Councils in England have warned they may be forced to make cuts to local services such as waste collection and park maintenance over the next two years to cope with reduced funding.
The District Council Network, which represents 168 local authorities, has forecast funding shortfalls of more than half a billion pounds in both of the next two financial years.
District councils are responsible for many basic council services, such as housing, parks and waste collection. But with state grants lagging behind inflation, local leaders have said jobs will have to be cut.
Research from the network predicts a total funding shortfall of £550m in 2023/4 and £610m in 2024/5.
Of the 79 councils surveyed, 84 per cent said they were likely to raise council tax next year by the maximum allowable amount.
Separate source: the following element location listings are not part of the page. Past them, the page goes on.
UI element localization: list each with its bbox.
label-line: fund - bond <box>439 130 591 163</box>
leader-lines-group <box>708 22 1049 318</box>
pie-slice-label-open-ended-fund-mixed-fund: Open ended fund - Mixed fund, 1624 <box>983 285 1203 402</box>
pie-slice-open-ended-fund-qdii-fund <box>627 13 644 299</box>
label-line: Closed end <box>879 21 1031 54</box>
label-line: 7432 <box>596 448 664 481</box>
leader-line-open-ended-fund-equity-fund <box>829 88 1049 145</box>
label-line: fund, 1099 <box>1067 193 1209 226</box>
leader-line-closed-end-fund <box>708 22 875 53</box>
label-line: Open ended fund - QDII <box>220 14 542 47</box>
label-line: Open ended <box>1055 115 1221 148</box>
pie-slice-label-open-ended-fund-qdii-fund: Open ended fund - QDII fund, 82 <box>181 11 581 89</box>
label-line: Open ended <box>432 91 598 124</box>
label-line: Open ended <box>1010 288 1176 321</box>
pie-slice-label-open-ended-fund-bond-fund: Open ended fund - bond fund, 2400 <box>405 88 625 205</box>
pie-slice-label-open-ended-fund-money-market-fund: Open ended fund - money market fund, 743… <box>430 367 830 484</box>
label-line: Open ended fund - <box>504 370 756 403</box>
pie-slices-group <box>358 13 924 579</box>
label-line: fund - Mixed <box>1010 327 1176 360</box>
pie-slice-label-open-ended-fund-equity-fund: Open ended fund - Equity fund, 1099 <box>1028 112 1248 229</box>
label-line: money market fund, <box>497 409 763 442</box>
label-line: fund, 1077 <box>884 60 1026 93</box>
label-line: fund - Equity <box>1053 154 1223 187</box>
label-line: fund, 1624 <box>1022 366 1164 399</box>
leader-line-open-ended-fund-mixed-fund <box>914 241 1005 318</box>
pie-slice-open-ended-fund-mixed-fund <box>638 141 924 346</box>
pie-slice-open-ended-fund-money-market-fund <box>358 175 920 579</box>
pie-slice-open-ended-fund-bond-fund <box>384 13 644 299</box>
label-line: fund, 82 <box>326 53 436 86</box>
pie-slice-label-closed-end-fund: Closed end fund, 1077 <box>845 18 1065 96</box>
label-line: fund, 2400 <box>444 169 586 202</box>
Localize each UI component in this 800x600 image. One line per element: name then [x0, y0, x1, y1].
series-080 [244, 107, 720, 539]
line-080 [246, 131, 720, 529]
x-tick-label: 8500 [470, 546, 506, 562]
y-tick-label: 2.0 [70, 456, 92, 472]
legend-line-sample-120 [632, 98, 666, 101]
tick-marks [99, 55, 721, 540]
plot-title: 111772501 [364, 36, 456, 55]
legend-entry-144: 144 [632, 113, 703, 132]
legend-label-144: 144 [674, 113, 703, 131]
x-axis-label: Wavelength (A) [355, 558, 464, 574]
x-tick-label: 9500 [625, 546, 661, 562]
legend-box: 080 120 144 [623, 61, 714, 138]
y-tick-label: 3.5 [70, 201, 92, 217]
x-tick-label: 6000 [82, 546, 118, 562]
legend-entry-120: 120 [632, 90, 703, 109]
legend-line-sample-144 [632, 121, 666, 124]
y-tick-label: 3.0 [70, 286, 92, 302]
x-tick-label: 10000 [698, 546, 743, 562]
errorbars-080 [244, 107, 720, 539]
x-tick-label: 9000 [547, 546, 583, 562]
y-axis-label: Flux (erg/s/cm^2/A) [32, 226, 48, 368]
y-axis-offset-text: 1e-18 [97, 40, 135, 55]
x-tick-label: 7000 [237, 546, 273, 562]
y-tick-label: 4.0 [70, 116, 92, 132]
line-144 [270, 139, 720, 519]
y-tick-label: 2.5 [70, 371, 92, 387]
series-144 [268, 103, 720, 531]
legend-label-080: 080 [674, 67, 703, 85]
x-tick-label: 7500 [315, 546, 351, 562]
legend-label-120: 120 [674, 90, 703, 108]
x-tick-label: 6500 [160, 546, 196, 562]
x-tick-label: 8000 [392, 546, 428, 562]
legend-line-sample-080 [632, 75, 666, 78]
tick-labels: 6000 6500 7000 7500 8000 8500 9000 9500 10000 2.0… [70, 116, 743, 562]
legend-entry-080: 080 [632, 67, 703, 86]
Half of councils – 52 per cent – said they did not expect to be able to balance their budgets in 2024/5 without drawing on reserves.
Eighty-three per cent of councils said that if they could not secure extra funding for the next financial year, they would have to cut cultural services. Seventy-seven percent could reduce community support and 74 percent to parks and green spaces.
Almost three-quarters said they would cut budgets for recreation in their communities and two-thirds would cut wider environmental services.
Forty-three per cent said waste collection services would have to be cut to cope with funding pressures.
Council leaders said the cost of tackling growing homelessness was eating into their dwindling budgets. Spending on temporary accommodation by council homelessness services in England rose to more than £1.7bn in the year to March, latest figures show.
The cost of renting bed and breakfasts as emergency accommodation for families has risen by a third compared to the previous year.
Councilor Elizabeth Dennis, from the District Council Network, said any further cuts to services would be “devastating”, adding that “the most vulnerable people will be hit hardest”.
He added: “Unless we get a realistic financial settlement and the financial freedoms to ensure we can raise extra money to undertake our work, councils have only a slim choice about which services to cut.
“We already expect councils to make savings of up to nine per cent of their budgets, where possible through efficiencies, but increasing savings can only be achieved through workforce cuts and service reductions.”
A spokesperson for the Department for Housing, Housing and Communities said: “We have made £5.1 billion of extra funding available to local authorities through the Local Government Finance Settlement, making almost £60 billion available for the sector – an increase of 9.4 per cent in cash terms 2022/23. We continue to monitor pressures across councils and are prepared to speak to any council concerned about their financial situation.
“Councils are ultimately responsible for managing their finances, but the Government has been clear that they should not be taking too much risk with taxpayers' money.”